Spectrum-doubled Heavy Vector Bosons at the LHC

TL;DR

This paper proposes a model with six heavy vector bosons that can explain 2 TeV di-boson excesses at the LHC while satisfying precision constraints, and predicts testable signals at future runs.

Contribution

It introduces a simple effective field theory with multiple heavy vectors that preserves symmetries and explains LHC anomalies, extending previous models with novel symmetry considerations.

Findings

Model explains LHC di-boson excesses near 2 TeV.

All new particles have masses within 10% of each other.

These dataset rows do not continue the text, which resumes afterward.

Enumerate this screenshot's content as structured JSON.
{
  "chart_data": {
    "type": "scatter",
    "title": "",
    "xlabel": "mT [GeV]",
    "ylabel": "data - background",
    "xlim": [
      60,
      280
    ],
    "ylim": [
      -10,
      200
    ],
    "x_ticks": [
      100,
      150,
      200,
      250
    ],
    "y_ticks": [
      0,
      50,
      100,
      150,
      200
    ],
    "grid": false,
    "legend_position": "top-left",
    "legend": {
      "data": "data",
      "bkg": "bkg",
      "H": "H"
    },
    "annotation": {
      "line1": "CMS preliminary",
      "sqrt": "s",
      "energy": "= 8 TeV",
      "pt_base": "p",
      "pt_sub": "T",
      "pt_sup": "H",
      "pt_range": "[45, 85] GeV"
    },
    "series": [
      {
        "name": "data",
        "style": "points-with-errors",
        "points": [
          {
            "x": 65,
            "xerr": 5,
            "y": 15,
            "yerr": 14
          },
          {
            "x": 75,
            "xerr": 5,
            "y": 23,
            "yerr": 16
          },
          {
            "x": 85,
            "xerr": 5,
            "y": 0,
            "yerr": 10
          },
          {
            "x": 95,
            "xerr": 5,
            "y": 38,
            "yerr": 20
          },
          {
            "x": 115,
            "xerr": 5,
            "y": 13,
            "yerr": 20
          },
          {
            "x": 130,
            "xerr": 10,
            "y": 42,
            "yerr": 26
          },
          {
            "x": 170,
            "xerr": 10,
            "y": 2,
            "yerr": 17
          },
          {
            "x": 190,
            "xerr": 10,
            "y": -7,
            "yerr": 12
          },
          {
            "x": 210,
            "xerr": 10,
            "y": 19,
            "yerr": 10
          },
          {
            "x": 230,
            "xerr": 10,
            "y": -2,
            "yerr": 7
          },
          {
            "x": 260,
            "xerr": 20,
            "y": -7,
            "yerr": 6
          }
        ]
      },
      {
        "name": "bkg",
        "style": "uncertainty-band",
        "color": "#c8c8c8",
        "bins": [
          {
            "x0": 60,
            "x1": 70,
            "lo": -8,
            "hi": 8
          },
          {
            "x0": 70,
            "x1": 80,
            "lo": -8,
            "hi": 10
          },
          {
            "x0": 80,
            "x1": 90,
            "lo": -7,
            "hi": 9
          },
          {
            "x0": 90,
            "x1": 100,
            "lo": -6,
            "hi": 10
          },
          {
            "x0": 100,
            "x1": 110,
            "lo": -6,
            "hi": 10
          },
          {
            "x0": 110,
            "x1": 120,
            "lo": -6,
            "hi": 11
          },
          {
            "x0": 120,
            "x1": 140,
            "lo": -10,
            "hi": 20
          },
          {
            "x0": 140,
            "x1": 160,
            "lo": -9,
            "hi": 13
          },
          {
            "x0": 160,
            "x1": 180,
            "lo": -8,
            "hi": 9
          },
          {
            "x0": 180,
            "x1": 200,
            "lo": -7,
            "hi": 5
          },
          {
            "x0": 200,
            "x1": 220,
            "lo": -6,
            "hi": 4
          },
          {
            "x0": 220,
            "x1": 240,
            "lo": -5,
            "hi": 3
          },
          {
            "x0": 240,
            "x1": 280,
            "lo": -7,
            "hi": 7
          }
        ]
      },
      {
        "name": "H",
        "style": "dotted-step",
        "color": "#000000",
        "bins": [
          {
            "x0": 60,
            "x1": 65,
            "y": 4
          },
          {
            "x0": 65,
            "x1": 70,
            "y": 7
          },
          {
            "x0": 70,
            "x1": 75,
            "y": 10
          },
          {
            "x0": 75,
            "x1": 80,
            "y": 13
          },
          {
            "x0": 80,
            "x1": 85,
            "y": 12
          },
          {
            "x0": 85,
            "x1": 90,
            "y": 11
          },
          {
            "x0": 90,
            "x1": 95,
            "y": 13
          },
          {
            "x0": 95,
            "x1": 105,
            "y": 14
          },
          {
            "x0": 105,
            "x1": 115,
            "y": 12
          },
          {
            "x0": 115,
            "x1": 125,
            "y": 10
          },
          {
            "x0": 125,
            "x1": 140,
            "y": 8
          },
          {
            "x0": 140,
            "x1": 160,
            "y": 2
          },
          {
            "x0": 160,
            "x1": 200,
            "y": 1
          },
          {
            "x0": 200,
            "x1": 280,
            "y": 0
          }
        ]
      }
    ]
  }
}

Some particles have detectable production rates at current LHC energies.

Abstract

We study a simple effective field theory incorporating six heavy vector bosons together with the standard-model field content. The new particles preserve custodial symmetry as well as an approximate left-right parity symmetry. The enhanced symmetry of the model allows it to satisfy precision electroweak constraints and bounds from Higgs physics in a regime where all the couplings are perturbative and where the amount of fine-tuning is comparable to that in the standard model itself. We find that the model could explain the recently observed excesses in di-boson processes at invariant mass close to 2 TeV from LHC Run 1 for a range of allowed parameter space. The masses of all the particles differ by no more than roughly 10%. In a portion of the allowed parameter space only one of the new particles has a production cross section large enough to be detectable with the energy and luminosity of Run 1, both via its decay to WZ and to Wh, while the others have suppressed production rates. The model can be tested at the higher-energy and higher-luminosity run of the LHC even for an overall scale of the new particles higher than 3 TeV.